Le vitiligo ne se soigne pas
«Pendant longtemps, il n’existait pas de traitement spécifique, confirme le Professeur Conrad. Le vitiligo restait considéré comme une maladie esthétique qu’il suffisait de camoufler avec du maquillage. Les poussées étaient traitées par des corticoïdes. Et l’on associait cela à de la photothérapie pour repigmenter les zones blanchies.» Depuis début juin 2025, une nouvelle crème spécifique contre la dépigmentation du vitiligo – l’Opzelura, développée en Suisse romande – est remboursée par les assurances maladie.

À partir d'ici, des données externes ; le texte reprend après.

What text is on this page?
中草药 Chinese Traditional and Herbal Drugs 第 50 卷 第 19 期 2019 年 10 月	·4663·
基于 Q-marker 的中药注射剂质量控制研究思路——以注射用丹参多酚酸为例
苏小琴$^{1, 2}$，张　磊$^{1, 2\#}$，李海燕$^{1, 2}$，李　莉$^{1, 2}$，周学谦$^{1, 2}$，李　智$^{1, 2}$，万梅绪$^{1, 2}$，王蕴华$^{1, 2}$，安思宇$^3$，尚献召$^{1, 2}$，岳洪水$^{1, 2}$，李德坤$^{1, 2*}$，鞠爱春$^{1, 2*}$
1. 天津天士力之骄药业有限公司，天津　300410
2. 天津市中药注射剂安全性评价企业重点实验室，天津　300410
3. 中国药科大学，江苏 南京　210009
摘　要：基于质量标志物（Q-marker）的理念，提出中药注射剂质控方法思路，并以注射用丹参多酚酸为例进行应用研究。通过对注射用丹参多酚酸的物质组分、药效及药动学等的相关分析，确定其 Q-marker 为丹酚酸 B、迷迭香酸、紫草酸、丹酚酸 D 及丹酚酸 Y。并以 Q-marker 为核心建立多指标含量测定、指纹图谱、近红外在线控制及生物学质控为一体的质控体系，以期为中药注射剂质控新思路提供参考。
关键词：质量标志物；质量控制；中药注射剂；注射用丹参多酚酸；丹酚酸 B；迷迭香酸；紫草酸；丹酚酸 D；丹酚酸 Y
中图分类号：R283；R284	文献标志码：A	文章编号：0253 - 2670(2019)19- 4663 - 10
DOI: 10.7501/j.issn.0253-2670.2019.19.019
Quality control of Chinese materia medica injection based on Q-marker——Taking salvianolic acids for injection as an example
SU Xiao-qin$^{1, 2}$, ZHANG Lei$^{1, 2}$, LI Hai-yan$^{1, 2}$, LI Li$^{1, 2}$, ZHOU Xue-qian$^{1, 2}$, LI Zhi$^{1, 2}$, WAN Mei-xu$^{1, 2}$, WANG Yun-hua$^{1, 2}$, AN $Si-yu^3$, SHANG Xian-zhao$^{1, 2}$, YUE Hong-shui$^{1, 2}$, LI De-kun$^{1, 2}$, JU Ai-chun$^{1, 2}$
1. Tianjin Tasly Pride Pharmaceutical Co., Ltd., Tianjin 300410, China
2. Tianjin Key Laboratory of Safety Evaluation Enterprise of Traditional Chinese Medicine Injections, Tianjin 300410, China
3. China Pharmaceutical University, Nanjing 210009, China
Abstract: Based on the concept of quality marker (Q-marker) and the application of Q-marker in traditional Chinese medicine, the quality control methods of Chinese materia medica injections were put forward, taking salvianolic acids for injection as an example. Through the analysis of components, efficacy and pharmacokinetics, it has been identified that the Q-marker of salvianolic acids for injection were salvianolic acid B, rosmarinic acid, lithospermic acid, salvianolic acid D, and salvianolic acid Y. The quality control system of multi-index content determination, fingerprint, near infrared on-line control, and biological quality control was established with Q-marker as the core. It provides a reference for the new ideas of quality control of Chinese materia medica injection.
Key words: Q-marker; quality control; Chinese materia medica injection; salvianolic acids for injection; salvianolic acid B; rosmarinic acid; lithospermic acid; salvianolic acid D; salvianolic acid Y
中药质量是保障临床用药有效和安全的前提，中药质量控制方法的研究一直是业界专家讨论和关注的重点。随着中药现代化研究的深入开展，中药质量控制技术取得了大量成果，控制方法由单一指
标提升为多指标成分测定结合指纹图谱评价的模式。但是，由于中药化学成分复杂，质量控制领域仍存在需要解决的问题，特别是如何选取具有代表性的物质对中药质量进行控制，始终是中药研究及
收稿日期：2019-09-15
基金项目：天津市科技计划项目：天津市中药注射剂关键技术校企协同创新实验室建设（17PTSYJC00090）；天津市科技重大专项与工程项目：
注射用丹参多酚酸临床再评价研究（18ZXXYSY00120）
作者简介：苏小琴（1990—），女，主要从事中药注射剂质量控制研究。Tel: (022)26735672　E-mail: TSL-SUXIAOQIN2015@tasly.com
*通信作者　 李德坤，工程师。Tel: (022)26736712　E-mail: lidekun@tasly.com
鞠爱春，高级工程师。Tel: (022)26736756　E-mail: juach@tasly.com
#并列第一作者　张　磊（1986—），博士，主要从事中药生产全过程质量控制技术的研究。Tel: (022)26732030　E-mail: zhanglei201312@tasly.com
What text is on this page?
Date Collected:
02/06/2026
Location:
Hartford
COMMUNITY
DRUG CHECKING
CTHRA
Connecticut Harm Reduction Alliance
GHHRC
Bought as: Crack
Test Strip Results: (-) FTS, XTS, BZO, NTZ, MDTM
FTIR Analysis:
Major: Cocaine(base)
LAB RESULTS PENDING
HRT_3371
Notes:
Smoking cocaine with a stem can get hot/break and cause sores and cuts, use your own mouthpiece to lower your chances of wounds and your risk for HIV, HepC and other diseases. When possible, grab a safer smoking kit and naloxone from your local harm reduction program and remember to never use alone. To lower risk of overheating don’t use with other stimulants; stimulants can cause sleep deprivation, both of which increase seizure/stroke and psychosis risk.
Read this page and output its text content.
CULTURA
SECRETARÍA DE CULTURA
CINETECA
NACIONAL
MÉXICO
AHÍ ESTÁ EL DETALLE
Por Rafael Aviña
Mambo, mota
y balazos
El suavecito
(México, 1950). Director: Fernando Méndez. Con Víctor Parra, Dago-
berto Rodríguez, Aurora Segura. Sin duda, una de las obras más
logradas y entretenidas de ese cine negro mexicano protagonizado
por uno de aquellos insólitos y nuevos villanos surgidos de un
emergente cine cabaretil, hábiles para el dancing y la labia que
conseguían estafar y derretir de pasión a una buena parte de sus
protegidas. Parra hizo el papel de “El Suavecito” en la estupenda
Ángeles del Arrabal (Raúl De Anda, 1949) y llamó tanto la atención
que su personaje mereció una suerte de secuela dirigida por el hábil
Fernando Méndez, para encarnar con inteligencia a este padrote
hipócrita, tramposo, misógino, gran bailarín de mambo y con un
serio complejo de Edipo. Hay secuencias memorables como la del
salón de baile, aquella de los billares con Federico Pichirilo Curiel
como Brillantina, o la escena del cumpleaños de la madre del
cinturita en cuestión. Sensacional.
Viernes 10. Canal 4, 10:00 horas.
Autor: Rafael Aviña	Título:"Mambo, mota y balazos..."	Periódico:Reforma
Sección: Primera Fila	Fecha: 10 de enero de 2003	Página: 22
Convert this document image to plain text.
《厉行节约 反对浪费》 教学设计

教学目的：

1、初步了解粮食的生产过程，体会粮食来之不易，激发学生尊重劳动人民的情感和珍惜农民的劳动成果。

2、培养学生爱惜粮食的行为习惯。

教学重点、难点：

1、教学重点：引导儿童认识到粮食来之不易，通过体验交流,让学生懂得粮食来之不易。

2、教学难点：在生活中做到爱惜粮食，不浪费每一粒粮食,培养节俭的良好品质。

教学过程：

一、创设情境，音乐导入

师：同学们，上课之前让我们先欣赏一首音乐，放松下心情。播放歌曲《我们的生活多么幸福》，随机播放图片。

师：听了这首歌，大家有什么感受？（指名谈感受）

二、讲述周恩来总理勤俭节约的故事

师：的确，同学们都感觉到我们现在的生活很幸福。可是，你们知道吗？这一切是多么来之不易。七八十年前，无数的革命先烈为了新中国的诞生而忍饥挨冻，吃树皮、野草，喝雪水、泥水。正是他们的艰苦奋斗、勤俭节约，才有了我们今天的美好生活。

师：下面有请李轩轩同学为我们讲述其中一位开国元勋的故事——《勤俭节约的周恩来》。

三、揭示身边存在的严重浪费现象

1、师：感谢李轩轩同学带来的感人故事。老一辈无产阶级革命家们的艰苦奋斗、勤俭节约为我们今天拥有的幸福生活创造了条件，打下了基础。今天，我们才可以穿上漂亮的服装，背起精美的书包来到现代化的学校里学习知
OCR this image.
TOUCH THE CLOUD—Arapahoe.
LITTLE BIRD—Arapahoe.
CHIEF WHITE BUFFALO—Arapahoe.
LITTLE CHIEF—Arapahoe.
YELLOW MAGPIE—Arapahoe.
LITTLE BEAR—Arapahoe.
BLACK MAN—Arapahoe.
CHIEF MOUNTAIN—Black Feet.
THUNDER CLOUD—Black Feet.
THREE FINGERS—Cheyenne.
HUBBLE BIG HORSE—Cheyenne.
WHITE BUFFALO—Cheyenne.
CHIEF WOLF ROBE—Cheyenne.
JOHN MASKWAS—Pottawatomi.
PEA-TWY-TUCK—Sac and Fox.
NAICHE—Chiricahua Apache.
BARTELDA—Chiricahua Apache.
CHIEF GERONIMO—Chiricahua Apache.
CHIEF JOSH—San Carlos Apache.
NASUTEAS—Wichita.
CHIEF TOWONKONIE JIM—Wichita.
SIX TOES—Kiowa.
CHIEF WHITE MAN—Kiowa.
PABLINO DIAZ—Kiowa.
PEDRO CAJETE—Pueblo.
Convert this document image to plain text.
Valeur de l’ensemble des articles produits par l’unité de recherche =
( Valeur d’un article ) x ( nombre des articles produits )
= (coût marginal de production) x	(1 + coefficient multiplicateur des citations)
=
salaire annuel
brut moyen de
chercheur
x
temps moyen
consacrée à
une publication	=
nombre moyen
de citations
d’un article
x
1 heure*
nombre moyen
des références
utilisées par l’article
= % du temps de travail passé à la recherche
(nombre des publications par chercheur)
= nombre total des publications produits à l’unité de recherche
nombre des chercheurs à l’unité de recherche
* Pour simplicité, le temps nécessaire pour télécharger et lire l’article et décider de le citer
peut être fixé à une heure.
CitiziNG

Et, selon le médecin, «de nouvelles approches thérapeutiques vont probablement suivre dans le futur».
Si le top model canadien Winnie Harlow (photo) a fait de son vitiligo sa marque de fabrique, elle n’est pas la seule personnalité à avoir révélé en être atteinte. C’est aussi le cas des acteurs John Hamm (de la série «Mad Men») et Michaël Youn, de l’animatrice de télévision Nathalie Simon ou de l’ex-Premier ministre français Édouard Philippe – le blanchiment progressif de sa barbe était dû au vitiligo. Enfin, Michael Jackson en souffrait aussi, a confirmé l’autopsie du King of Pop.